As we shift into summer, many of us feel a sense of lightness; longer days, kids out of school, community events, time outside. But in community work, we also know summer can bring a very different kind of pressure for families: disrupted routines, childcare gaps, food insecurity, and increased stress as resources thin out just when needs rise.
At KARA, how we respond to those needs is just as important as what we offer. One of the first things I talk about in interviews with new staff is this: we are not a “helper” agency. We intentionally remove the word help from our vocabulary and replace it with support.
That might sound small, even fussy, but it reflects a much bigger belief:
every family we meet is the expert in their own life.
Our job is not to swoop in with answers. Our job is to walk alongside people when they’re navigating a time and place in life where an extra steady voice, another set of eyes, or some practical backup makes the path feel possible again.
It’s a shift from doing things for people to working with them.
The Flat Tire That Taught Me (Again) What Families Already Know

Not long ago, I had a morning that perfectly captured this idea.
I woke up to find a nail in my tire. It was a day stacked with time-sensitive commitments: school events for my kids, several work meetings, and logistics that simply weren’t possible without a vehicle.
To add to the pressure, it was right after May long weekend in Alberta—prime time for everyone to be swapping out winter tires. I live in a small town with no car rental agency. As I started my usual morning rush of packing bags, organizing kids, mentally running through my calendar, I also began calling every mechanic within a 15-kilometre radius, waiting for someone to pick up.
No one did.
The situation wasn’t impossible, but in that moment, it felt that way. My brain was flooded with “how am I going to make this work?” and not much else. I just couldn’t see a solution.
Later that morning, I was talking with a friend and she asked a simple question:
“Are your second set of tires already on rims? Could you just change it yourself?”
It was like a reset button. Of course I could. I had the tires. I had the tools. I had changed tires before. I just couldn’t access that knowledge in the stress of the moment.
I went outside, pulled out the jack and wrench, and started getting everything set up. As I was working, a neighbour walked by, saw what I was doing, and came over with an impact drill to speed things up. The whole process became easier, faster, and lighter—not because I was helpless, but because someone chose to stand with me in a moment when I was overwhelmed.
That is the power of “with.”
I had the tools.
I had the experience.
I needed a calm voice and a bit of companionship to put it all together.
Families Already Have Tools. We Offer Companionship and Structure.
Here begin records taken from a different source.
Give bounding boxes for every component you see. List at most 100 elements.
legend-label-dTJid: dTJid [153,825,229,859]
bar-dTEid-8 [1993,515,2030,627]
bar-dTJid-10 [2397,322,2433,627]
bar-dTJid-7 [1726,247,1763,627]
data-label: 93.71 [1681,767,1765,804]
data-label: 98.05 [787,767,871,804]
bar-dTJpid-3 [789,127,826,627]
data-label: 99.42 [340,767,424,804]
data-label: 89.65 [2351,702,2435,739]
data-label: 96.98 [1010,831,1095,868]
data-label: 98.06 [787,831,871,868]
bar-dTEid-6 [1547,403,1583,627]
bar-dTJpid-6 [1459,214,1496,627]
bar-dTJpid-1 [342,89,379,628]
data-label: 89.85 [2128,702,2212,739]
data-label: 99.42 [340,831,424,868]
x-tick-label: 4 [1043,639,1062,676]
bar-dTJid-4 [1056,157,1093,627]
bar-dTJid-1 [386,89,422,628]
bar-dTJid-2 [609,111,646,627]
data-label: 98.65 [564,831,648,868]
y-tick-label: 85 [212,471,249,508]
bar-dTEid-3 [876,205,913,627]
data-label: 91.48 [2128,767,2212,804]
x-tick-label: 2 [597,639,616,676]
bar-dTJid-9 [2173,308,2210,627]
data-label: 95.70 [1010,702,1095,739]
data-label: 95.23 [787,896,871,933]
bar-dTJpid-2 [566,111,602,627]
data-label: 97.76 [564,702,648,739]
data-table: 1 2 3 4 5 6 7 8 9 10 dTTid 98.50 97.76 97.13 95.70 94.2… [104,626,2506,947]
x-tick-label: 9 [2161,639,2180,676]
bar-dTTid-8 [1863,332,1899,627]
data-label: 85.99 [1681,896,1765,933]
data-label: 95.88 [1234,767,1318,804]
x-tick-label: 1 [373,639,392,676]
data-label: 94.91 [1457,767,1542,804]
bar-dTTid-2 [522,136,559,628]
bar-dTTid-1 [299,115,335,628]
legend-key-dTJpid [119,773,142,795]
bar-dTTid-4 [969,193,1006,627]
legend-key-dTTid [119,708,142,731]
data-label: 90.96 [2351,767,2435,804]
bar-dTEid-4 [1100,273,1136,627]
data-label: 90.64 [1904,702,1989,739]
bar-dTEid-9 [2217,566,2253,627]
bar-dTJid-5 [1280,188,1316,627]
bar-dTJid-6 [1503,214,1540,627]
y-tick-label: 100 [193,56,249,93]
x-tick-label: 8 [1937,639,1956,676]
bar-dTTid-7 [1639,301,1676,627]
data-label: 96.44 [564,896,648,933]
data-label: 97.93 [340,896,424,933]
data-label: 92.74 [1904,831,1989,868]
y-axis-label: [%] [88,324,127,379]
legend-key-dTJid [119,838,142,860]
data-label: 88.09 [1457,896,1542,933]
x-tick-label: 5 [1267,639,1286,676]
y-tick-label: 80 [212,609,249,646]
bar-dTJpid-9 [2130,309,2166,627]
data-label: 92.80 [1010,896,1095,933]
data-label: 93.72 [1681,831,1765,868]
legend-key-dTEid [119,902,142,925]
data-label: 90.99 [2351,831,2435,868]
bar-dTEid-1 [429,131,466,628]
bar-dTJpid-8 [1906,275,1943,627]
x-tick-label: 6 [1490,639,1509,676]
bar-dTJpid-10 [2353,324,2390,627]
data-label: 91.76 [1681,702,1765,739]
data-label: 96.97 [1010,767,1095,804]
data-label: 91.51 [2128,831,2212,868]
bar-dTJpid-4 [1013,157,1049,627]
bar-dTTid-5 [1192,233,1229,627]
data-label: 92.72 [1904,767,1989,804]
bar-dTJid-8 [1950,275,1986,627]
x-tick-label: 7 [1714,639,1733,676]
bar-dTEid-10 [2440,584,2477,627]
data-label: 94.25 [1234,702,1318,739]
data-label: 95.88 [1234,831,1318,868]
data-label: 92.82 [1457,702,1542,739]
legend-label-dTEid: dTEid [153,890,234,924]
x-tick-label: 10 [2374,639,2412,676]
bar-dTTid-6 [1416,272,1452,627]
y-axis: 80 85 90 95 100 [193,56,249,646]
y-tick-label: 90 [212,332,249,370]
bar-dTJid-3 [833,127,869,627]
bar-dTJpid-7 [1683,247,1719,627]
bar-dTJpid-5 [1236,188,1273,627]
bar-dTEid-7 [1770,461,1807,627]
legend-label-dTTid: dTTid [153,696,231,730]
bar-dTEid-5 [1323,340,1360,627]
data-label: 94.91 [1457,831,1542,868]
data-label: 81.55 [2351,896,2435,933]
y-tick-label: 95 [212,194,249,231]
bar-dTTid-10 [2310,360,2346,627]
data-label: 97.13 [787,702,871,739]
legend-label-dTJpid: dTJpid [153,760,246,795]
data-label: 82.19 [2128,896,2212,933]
Families who walk through our doors—or call, or meet us in community—are often in their own “flat tire” moment.
They may:
- be balancing work, parenting, and caregiving with very little margin
- be trying to navigate systems that weren’t built with them in mind
- feel flooded with worries about housing, food, safety, or their child’s wellbein
In those moments, it’s easy for any of us to lose sight of what we already know and what we’re already capable of. Stress narrows our vision.
That’s why KARA chooses language and practice that honours the strengths already present in every household. When we say we support families, we mean:
- We assume capability, not deficiency. We start from the belief that people bring history, culture, skills, and resilience into every conversation.
- We ask, we don’t prescribe. Instead of “Here’s what you need to do,” we ask, “What matters most to you right now?” and “What have you already tried?”
- We break things down together. Sometimes, like my friend did for me, it’s about slowing the moment down enough to see the options and resources that are already there.
- We welcome collaboration. Just like my neighbour joining me with an impact drill, we recognize that sometimes the best support is simply adding a little extra power to what a family is already doing.
This is what Psychological Health and Safety looks like in practice: not treating people as problems to solve, but as partners to stand beside.
Summer: A Season for Walking Alongside

As summer approaches, many families will be juggling:
- changes in childcare and routines
- increased costs for food, activities, and transportation
- heightened stress for kids and caregivers who lose the structure school provides
It can be tempting, as organizations or professionals, to respond by designing more programs for people—more services, more “fixes.” But what communities tell us, again and again, is that they want to be seen, heard, and respected as experts in their own lives.
So this summer, at KARA, our commitment is to:
- Listen first. Ask families what they’re experiencing and what they want to see more of.
- Focus on “with.” Design supports that invite voice, choice, and collaboration.
- Name strengths out loud. Remind families of the tools, skills, and know-how they already have, especially when stress makes those hard to see.
- Be the calm voice in the rush. Offer that steady presence that helps people move from “I can’t do this” to “I can do this—with someone beside me.”